Suara.com - Ketua Majelis Ulama Indonesia (MUI) Bidang Fatwa, Asrorun Niam Sholeh, mengungkapkan bahwa realitas virtual atau VR Kakbah Masjidil Haram itu mengandung makna baik terutama bagi calon jemaah haji maupun umrah untuk bisa melihat tempat-tempat yang akan dikunjunginya nanti.
Akan tetapi, Niam menegaskan kalau dengan adanya VR tersebut, bukan berarti pelaksanaan ibadah haji atau umrah bisa dilakukan dari jarak jauh.
Sebelumnya warganet sempat heboh karena adanya ibadah haji metaverse.
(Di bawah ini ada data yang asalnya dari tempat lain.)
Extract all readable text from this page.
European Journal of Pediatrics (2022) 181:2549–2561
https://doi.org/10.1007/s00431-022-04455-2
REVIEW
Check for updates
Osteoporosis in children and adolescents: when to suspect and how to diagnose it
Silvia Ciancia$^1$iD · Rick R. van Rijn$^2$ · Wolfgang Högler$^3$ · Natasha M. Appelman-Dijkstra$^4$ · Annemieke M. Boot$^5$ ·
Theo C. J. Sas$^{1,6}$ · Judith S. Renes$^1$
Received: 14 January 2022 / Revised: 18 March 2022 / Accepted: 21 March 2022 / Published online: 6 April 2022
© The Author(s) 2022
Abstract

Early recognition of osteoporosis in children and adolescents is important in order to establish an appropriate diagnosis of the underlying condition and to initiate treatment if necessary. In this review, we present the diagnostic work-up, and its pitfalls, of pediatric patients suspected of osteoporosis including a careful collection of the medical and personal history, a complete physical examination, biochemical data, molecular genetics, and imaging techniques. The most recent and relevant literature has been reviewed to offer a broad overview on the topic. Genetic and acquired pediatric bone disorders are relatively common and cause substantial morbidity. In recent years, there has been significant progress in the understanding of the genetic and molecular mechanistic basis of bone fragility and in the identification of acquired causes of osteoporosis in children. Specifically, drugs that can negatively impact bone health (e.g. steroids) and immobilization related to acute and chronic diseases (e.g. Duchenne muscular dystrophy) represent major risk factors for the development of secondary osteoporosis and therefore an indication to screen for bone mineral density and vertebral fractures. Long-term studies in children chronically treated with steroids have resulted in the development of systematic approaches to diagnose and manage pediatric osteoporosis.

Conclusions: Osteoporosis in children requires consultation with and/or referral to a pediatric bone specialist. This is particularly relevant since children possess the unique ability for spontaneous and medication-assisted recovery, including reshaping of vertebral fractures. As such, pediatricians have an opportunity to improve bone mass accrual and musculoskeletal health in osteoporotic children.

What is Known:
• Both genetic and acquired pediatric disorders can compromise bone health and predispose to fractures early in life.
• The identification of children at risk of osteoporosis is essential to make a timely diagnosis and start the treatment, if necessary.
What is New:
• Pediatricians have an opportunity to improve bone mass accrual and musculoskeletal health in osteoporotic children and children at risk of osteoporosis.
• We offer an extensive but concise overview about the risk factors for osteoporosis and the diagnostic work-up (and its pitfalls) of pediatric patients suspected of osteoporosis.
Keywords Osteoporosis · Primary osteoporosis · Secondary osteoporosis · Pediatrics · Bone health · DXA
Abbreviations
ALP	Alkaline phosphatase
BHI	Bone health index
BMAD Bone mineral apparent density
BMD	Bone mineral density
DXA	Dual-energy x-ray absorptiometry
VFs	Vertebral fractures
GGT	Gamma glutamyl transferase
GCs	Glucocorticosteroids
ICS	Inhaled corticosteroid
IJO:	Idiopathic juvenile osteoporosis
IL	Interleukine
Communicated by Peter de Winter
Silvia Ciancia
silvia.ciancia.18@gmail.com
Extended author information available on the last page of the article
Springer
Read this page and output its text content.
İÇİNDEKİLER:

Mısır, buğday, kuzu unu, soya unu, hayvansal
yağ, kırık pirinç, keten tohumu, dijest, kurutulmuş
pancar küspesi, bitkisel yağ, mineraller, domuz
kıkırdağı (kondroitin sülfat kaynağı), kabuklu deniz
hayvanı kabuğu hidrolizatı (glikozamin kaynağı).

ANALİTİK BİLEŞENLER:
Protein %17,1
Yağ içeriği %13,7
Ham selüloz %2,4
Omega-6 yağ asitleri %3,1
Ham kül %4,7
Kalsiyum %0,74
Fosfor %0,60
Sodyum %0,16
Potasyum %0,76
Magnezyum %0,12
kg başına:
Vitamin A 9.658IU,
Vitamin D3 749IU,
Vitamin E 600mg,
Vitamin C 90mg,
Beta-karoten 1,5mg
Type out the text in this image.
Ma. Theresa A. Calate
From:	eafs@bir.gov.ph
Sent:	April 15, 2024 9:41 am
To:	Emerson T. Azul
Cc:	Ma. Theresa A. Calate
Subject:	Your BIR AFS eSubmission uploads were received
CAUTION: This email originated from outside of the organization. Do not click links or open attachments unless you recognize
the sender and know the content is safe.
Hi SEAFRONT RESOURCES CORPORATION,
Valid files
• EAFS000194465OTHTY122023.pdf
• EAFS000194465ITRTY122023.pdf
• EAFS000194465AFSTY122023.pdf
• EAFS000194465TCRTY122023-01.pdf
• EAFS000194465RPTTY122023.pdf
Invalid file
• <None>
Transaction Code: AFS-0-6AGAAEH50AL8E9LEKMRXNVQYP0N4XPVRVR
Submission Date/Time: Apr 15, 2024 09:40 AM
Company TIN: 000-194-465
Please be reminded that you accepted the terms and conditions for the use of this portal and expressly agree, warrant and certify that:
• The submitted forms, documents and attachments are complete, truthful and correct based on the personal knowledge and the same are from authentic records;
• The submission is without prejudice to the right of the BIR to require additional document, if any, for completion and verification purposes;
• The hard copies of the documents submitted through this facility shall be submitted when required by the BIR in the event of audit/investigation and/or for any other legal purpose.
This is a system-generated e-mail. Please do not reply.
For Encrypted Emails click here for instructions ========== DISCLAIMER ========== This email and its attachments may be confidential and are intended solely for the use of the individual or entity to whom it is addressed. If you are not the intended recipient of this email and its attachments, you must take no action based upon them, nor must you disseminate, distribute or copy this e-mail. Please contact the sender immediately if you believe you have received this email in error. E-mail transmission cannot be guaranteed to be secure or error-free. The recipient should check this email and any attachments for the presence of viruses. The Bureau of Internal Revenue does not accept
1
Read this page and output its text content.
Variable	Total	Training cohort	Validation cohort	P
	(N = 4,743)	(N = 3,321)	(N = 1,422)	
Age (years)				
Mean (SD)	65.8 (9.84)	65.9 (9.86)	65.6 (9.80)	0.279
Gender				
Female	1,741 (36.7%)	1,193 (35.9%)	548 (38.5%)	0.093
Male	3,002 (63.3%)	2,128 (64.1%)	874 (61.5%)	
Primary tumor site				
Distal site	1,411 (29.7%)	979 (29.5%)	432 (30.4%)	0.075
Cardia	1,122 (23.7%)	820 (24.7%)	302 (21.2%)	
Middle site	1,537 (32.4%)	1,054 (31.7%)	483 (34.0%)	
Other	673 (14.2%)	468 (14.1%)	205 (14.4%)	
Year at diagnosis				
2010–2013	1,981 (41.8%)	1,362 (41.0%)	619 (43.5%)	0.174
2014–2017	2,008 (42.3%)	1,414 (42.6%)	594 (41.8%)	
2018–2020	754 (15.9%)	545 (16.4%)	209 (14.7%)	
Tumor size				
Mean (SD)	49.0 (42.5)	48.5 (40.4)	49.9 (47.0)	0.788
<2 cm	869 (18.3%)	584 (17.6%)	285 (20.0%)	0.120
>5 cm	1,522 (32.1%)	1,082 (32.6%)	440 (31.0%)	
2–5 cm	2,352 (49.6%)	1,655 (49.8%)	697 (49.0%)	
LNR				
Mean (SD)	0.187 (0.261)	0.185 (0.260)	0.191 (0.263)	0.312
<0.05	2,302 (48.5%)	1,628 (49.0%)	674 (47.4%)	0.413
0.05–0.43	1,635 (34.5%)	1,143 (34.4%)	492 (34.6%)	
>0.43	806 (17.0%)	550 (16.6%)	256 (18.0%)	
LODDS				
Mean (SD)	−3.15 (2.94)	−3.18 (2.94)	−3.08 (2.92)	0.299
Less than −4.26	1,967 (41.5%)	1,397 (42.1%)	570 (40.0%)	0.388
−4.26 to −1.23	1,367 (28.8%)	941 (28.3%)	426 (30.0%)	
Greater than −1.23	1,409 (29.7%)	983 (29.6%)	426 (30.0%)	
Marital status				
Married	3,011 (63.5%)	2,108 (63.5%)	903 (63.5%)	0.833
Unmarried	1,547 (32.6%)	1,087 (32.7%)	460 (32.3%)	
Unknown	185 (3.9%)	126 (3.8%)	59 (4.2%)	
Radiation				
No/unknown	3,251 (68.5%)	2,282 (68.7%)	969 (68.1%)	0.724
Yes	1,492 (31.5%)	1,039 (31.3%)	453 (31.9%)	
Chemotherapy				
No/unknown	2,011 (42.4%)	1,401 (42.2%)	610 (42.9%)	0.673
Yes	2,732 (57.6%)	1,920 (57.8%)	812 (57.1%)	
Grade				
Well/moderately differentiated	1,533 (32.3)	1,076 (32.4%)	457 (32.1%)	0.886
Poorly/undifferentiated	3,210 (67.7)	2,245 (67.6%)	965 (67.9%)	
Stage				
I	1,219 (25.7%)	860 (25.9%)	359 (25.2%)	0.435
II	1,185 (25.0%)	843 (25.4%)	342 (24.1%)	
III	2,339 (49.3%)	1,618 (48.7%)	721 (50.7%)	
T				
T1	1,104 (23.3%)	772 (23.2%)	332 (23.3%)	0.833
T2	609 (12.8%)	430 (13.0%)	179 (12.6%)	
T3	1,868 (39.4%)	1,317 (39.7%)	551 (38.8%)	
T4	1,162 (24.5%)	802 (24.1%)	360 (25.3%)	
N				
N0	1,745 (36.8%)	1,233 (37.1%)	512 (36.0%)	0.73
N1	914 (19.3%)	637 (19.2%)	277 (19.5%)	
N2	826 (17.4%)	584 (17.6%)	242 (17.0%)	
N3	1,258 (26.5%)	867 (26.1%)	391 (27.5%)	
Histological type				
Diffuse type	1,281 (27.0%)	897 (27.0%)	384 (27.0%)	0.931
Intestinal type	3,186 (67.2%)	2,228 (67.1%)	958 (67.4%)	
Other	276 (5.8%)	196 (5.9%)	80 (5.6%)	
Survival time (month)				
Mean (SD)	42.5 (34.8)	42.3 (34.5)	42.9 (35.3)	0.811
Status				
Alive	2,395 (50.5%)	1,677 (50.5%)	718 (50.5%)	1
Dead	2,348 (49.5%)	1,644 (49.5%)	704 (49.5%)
Ibadah haji metaverse itu maksudnya VR yang diinisiasi Pemerintah Arab Saudi supaya bisa melihat situasi di lokasi-lokasi ibadah haji ditunaikan.
"Platform itu harus dimaknai secara positif untuk memudahkan bagi calon jemaah haji dan calon jemaah umrah untuk mengeksplor lokasi-lokasi di mana nanti akan dilaksanakan aktifitas ibadah dengan mengetahui secara presisi di mana lokasi Kakbahnya," kata Niam di Kantor MUI, Jakarta Pusat, Kamis (10/2/2022).
"Kemudian mulai dari mana nanti tawafnya kemudian di mana Al Mustajabah tempat-tempat mustajab, di mana makam Ibrahim, kemudian di mana Hajar Aswad kemudian di mana Rukun Yamani," sambungnya.
Kendati begitu, Niam menegaskan kalau kecanggihan teknologi tersebut bukan berarti bisa dimanfaatkan untuk menggelar ibadah haji secara sungguhan.
"Akan tetapi kalau mencukupkan diri melaksanakan ibadah melalui platform metaverse tentu itu tidak benar," tegasnya.
Pelaksanaan ibadah haji dijelaskan Niam, termasuk ke dalam aktivitas ibadah mahdhah di mana tata caranya itu bersifat ittiba yakni mengikuti apa yang dicontohkan oleh Rasulullah SAW.
Dalam proses ibadah haji tersebut terdapat sejumlah aktivitas seperti qauli atau ucapan, fi'li atau perbuatan, kemudian tawaf hingga sa'i yang tidak bisa dilakukan secara jarak jauh.
Baca Juga: Bukan Hanya Arab Saudi, Ini 3 Negara Lain yang Merancang Kota di Metaverse
"Itu kan pekerjaan fisik dan ditempat tertentu. tempatnya ada tempat fisik bukan tempat yang virtual, tempat yang diangan-angankan atau hanya mimpi haji, mimpi haji itu enggak cukup."